The present study aimed to examine the differences between enrolled subject populations and use of combination therapies as defined by the pivotal clinical trial protocols and the approved indications of anticancer drugs as determined by 3 major regulatory agencies.
Thirty-eight approvals were collected that received market authorization from the US Food and Drug Administration (FDA), the European Medicines Agency (EMA), and the Pharmaceuticals and Medical Devices Agency (PMDA) between January 2010 and September 2018 for initial approval of an anticancer drug or for an expanded therapeutic indication for a previously approved anticancer drug, based on the same pivotal clinical trial(s). The subject eligibility criteria of the pivotal clinical trials and the approved indications as established by these agencies were compared, and the differences were categorized according to patient biomarkers status, prior treatment status, and the use of combination therapies.

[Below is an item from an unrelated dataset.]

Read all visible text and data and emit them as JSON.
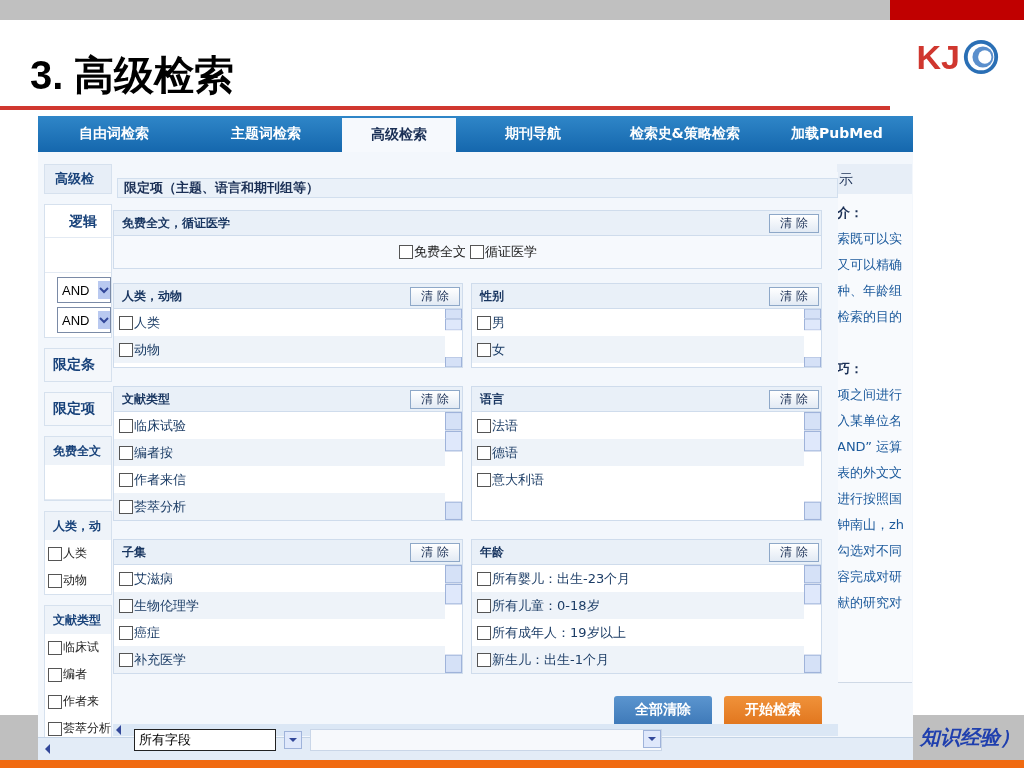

In 20 (53%) approvals, there was a discrepancy between biomarker status of enrolled subjects in the pivotal trial and the therapeutic indication. In 7 of these cases, the biomarkers were used to diagnose the target cancer or to stratify the study subjects in the pivotal trial. In 9 cases, the biomarker discrepancies were related to minor histologic subtypes of the target cancer. Regarding prior treatment status, the FDA and the EMA generally approved indications for the same treatment line as the pivotal trials, whereas the PMDA did not restrict approval to untreated patients when the pivotal trial included only treatment-naive subjects. In 14 approvals, the FDA and the EMA designated the same co-administered drugs as part of the approved indications in line with the pivotal trials. However, the PMDA did not specify the co-administered drugs in 2 approvals and did not require combination therapy in 1 case.
In principle, the approved therapeutic indications should be determined by the characteristics of the pivotal trial subjects and combination therapies. The use of biomarkers can be essential for identifying those patients who are most likely to benefit from a drug. Unfortunately, biomarker-defined subgroups are often insufficient in size to allow meaningful interpretation of results. Consequently, regulatory agencies may deviate from one another and from the pivotal trial protocol when interpreting study results and attempting to define the optimal treatment population. The PMDA-approved indications deviated more liberally from the pivotal trial protocols regarding specification of prior treatment status and the use of co-administered drugs.
本研究旨在考察纳入研究人群的差异,以及根据关键临床试验方案和三大监管机构批准的抗癌药物适应证来确定的联合治疗方案的使用情况。
本研究共纳入 38 项批准,这些批准均于 2010 年 1 月至 2018 年 9 月间获得美国食品药品监督管理局(FDA)、欧洲药品管理局(EMA)和日本药品和医疗器械管理局(PMDA)的市场授权,适应证为首次批准的抗癌药物或先前批准的抗癌药物的治疗适应证扩展,这些适应证均基于相同的关键临床试验。比较了关键临床试验的受试者入选标准和这些机构确定的批准适应证,并根据患者生物标志物状态、既往治疗情况和联合治疗方案对差异进行分类。
在 20 项(53%)批准中,关键性试验中纳入的研究人群的生物标志物状态与治疗适应证存在差异。在这 7 种情况下,生物标志物用于诊断目标癌症或对关键性试验中的研究对象进行分层。在 9 种情况下,生物标志物差异与目标癌症的次要组织学亚型有关。关于既往治疗情况,FDA 和 EMA 通常批准与关键性试验相同的治疗线适应证,而 PMDA 在关键性试验仅纳入未经治疗的患者时,并未限制批准用于未经治疗的患者。在 14 项批准中,FDA 和 EMA 指定了与关键性试验一致的联合用药作为批准适应证的一部分。然而,PMDA 在 2 项批准中未指定联合用药,在 1 项批准中未要求联合治疗。
原则上,批准的治疗适应证应由关键性试验受试者和联合治疗方案的特点决定。生物标志物的使用对于确定最有可能从药物中获益的患者至关重要。不幸的是,生物标志物定义的亚组通常规模太小,无法对结果进行有意义的解释。因此,监管机构在解释研究结果并试图确定最佳治疗人群时,可能会彼此之间以及与关键性试验方案产生分歧。PMDA 的批准适应证在既往治疗情况和联合用药的规定方面比关键性试验方案更加宽松。